The puzzles, on the other hand, can be surprisingly challenging. The cub and fawn have to manipulate their environment to get around. The solution is usually fairly obvious, like using a plank of wood as a seesaw to get up onto a higher platform. But sometimes, the snowy landscape can hide essential clues.
I spent a decent bit of time running back and forth, looking for something – anything – to interact with. But there’s no way to fail the puzzles and no unhelpful objects lying around to distract you or throw you off the trail. I never spent more than about 15 minutes confused, though. The puzzles are just challenging enough to be fun but not so hard as to be frustrating.
There are no words or complicated graphics, but Blanc still manages to tell a story that tugged at my heartstrings from start to finish. The sound design likely has a lot to do with that, with soft, expressive piano music and adorable animal noises that forge an instant connection to the fawn and cub as they call out to each other across the landscape.

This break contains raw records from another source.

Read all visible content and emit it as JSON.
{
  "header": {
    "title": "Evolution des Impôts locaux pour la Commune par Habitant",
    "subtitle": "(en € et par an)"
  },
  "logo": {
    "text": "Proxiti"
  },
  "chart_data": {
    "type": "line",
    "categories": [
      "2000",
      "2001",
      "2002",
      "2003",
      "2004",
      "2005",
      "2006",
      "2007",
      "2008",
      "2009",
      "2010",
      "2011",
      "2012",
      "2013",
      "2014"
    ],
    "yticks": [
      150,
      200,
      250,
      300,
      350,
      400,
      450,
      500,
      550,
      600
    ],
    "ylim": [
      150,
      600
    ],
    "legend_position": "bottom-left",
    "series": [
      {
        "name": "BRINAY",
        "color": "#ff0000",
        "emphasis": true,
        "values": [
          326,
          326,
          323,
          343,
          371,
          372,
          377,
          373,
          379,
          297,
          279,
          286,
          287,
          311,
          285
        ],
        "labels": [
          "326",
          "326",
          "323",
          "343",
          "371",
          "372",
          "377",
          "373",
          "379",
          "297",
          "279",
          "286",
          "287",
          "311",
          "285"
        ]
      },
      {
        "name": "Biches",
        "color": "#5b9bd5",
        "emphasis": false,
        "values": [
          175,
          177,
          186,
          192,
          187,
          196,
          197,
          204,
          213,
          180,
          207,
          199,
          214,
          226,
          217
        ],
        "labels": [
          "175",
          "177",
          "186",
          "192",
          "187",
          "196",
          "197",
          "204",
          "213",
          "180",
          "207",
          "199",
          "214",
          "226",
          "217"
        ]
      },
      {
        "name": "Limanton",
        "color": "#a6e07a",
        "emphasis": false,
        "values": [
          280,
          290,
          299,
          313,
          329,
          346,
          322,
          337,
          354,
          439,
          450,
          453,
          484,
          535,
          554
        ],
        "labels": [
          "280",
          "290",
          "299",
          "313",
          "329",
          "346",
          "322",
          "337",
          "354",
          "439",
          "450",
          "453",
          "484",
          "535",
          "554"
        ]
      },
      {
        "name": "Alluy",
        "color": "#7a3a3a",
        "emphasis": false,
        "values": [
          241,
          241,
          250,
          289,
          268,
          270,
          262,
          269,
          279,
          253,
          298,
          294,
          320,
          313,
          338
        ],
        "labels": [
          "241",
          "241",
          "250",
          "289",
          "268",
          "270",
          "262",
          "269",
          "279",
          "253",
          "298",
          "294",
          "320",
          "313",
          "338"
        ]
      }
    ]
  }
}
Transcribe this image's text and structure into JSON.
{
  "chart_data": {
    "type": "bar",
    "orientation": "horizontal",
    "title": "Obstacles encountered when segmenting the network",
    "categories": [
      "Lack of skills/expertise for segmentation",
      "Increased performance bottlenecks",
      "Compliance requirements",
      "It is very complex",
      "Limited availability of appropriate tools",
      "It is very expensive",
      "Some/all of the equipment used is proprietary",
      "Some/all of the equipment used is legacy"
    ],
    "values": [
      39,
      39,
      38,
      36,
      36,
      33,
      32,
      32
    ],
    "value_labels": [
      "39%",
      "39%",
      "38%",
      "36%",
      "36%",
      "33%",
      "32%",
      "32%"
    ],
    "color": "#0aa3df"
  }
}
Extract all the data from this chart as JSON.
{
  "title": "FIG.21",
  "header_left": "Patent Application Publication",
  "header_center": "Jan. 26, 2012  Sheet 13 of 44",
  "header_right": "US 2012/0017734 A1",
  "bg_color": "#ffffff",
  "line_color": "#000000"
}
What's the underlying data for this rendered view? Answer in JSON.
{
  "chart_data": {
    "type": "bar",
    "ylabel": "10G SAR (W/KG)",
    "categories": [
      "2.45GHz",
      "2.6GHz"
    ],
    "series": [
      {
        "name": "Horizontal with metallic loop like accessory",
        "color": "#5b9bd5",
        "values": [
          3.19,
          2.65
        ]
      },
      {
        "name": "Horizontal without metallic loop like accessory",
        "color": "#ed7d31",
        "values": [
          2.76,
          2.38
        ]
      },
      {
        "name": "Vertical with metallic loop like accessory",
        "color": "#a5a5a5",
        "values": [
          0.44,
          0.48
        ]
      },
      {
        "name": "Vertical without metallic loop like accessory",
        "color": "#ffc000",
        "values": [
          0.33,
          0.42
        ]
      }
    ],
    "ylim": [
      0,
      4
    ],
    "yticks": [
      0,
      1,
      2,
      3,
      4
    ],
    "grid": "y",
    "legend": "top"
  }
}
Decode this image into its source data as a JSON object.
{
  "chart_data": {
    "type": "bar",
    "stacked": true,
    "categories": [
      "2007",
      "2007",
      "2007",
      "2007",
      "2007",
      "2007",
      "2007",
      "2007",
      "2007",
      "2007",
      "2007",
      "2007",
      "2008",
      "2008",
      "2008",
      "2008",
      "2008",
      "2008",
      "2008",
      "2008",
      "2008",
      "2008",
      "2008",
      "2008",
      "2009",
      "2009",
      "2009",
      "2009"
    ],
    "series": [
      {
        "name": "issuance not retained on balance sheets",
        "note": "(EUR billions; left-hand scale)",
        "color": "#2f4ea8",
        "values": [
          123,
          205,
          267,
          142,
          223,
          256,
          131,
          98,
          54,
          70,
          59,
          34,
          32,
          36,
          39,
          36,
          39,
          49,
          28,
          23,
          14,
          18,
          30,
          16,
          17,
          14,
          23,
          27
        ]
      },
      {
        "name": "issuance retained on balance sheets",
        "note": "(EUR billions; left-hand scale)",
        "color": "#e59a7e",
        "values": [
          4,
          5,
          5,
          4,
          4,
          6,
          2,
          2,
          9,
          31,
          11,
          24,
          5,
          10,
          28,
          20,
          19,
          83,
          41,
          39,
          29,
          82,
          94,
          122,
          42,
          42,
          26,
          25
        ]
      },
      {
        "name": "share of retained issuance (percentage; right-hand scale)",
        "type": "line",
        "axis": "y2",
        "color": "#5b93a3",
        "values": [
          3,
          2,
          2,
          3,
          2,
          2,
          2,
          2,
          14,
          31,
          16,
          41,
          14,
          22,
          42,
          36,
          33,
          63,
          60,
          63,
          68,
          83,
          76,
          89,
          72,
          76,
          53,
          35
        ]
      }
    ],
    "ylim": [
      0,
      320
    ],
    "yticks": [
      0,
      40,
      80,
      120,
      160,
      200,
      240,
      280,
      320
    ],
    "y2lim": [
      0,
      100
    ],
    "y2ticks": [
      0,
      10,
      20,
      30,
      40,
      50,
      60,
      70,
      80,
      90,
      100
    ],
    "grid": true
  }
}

But this short-but-sweet story is profoundly emotional. Along the way to finding their families, the fawn and cub help other baby animals, including four adorab(ly irritating) little ducklings that keep getting tossed about by the wind. There are no tragedies in this story, but a couple of near-misses made me gasp out loud. And the heartwarming ending had me crying happy tears.
In just under four hours, Blanc stirred me in ways no game has before, and it managed to do it without a single word of dialogue. What I thought was going to be an adorable cooperative puzzle game was an unforgettable emotional experience. This magical little indie game is truly one of a kind, and I’m so glad I got to play it.
Reviewer: Juniper Finch | Awards: Editor’s Choice | Copy provided by Publisher.
- Cooperative puzzles for solo, local co-op, and online play are just challenging enough.
- Simple, uncomplicated controls make for intuitive gameplay.
- Incredible sound design conveys a delightfully emotional story.
- Beautiful hand-drawn graphics are cozy and relaxing.
- Keyboard/controller settings require some fiddling.
- Snowy landscape can make it hard to tell where to go next.